Coppa di Polonia: Trofeo allo ZAKSA di De Giorgi. Skra ko 3-1

L'harakiri dal 24-18 nel 2° set non ferma Konarski e compagni. Prestazione negativa per Wlazly

De Giorgi in trionfo

Coppa di Polonia: Finale (15 gennaio)
ZAKSA Kędzierzyn-Koźle – PGE Skra Bełchatów 3-1 (29-27, 25-27, 25-20, 25-18)
ZAKSA Kędzierzyn-Koźle: Toniutti 2, Deroo 12, Wisniewski 11, Konarski 24, K. Tillie 14, Bieniek 8, Zatorski (L); Witczak 0, Buszek 0, Czarnowski 1. Non entrati: Semeniuk, Pajak, Banach (L). All: F. De Giorgi.
PGE Skra Bełchatów: Uriarte 4, N. Penchev 14, Lisinac 9, Wlazly 17, Szalpuk 9, Klos 8, Milczarek (L); Kurek 4, Bednorz 1, Winiarski 0, Piechocki (L), Janusz 0. Non entrati: Marcyniak, Gladyr. All: Blain.

WROCLAW – Dopo la rocambolesca sconfitta nella finale del 2016 lo ZAKSA Kędzierzyn-Koźle di De Giorgi, nonostante un vantaggio di 24-18 sprecato nel 2° set, si prende la rivincita sullo Skra Belchatow e per la 6° volta (la terza in questo decennio) si aggiudica la Coppa di Polonia.

I PIU’ E I MENO – In una partita in cui entrambe le squadre hanno fatto fatica in attacco (40% per lo ZAKSA e 42% per lo Skra) e lavorato bene a muro (18 per il Kedzierzyn e 14 per il Belchatow con Wisniewski e Penchev autori di 6 muri a testa) il bottino di 21 attacchi vincenti di Konarski (45% di vinc. e 26% di eff.) è ragguardevole. Soprattutto l’opposto vince il confronto col deludente pari ruolo Wlazly che incassa 7 murate e commette 4 errori chiudendo col 42% di vinc. ed un misero 9% di eff. A fronte di 3 ace (quanti quelli dello ZAKSA) sono poi troppi i 21 errori al servizio della formazione di Blain (15 per quella di De Giorgi).

_psu5382COSA VI SIETE PERSI – La rimonta dello Skra Belchatow nel secondo set. Soprattutto nella pallavolo maschile non capita spesso di vedere un set rimontato dal 24-18.

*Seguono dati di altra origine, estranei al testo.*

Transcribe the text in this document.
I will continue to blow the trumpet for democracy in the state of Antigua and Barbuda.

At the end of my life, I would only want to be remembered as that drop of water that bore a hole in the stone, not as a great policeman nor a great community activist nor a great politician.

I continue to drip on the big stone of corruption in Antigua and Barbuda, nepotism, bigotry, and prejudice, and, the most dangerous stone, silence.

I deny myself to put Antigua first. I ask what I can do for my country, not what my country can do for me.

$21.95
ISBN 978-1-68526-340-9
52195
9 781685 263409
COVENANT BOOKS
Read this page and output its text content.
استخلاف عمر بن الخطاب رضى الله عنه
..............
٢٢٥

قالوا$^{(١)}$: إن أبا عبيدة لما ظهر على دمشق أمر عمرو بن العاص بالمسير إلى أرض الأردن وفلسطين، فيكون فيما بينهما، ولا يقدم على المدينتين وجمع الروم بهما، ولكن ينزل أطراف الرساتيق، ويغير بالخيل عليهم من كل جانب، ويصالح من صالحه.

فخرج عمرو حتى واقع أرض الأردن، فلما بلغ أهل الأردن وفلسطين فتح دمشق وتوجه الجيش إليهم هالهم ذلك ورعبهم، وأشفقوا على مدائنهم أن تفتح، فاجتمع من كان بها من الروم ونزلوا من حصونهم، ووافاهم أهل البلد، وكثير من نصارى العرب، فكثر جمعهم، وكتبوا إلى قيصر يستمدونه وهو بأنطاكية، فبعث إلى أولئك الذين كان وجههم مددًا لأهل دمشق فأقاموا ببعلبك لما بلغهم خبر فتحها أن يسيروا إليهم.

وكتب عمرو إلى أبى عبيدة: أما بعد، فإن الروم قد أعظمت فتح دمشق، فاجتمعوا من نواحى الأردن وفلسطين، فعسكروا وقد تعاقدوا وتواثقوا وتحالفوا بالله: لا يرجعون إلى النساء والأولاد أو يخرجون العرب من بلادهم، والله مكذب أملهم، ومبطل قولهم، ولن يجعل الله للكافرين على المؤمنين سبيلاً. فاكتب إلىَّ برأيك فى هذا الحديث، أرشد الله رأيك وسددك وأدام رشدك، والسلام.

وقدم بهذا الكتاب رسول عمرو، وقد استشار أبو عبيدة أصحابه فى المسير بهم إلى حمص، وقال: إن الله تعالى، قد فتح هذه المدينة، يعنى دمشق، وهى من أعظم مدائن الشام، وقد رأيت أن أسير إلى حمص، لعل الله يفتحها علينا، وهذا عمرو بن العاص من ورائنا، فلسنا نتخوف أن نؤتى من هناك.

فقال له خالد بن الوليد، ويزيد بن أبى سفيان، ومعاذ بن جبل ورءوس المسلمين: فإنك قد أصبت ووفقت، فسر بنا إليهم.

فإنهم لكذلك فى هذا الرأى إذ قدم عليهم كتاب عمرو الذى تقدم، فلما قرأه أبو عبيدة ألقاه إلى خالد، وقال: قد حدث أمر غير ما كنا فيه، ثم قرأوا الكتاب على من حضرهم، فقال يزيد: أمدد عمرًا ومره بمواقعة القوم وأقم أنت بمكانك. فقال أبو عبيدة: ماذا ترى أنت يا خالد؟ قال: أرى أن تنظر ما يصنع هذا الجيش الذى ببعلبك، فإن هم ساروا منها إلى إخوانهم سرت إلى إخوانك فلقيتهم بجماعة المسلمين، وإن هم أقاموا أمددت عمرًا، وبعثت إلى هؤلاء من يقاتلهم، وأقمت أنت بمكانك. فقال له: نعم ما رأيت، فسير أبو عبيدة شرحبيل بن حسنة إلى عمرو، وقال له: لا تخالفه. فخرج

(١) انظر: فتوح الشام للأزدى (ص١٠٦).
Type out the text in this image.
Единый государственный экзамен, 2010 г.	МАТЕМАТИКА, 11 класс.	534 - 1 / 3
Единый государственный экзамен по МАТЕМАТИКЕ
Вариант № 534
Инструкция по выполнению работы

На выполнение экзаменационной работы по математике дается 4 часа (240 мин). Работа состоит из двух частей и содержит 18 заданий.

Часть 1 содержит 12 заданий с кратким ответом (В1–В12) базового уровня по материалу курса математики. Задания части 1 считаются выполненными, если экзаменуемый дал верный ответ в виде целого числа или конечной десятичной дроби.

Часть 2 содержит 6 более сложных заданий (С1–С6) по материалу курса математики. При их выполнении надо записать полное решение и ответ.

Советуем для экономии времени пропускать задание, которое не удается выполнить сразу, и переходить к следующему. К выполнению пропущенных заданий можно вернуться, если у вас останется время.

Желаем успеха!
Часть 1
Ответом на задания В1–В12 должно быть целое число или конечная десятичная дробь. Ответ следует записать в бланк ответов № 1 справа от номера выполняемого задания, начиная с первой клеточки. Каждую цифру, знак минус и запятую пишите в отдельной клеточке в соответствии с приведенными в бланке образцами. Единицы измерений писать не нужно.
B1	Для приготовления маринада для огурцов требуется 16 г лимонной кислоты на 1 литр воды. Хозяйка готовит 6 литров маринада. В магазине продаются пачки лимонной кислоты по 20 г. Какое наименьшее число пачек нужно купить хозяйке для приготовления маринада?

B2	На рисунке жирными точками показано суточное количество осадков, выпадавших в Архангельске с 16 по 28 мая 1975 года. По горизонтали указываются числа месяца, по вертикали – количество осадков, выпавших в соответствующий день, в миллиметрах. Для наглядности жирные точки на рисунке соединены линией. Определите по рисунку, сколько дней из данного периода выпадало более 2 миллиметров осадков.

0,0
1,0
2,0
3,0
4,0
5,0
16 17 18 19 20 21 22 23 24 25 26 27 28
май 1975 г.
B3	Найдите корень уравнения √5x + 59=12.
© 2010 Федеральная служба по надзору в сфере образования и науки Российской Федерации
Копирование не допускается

LA PARTITA – Nel 1° set lo ZAKSA prende subito un buon margine (7-3 sull’attacco out di Szalpuk), ma lo Skra Belchatow ritrova il pari a quota a 13 e sorpassa subito con Wlazly (13-14). Bel set con le 2 squadre che si alternano continuamente al comando (18-17, 18-19, 20-19, 20-21, 22-21 e 22-23) poi alla fine decidono il muro di Deroo (24-23) ed il contrattacco di Konarski alla 5° palla set (29-27).

Botta (0-3) e risposta (3-3) in avvio di 2° set. Lo ZAKSA prova l’allungo con un filotto di 4 punti chiuso dal contrattacco di Deroo che vale l’11-8. Penchev concede l’errore del 13-9, ma si rifà a muro (14-12) e si torna in parità sull’errore in attacco di Bieniek (16-16). Dal 18-18 con Tillie in battuta (ace del 20-18) lo ZAKSA allunga fino al 24-18 (sul 22-18 dentro Janusz per Uriarte), ma poi succede l’incredibile con lo Skra che annulla tutti i set-point (Wlazly, muro di Klos, errore di Konarski, muro di Klos, contrattacco di Klos, errore di Konarski) e dopo il 7° set-point annullato da Penchev (25-25) chiude i giochi con i contrattacchi di Lisinac (25-26) e Wlazly (25-27).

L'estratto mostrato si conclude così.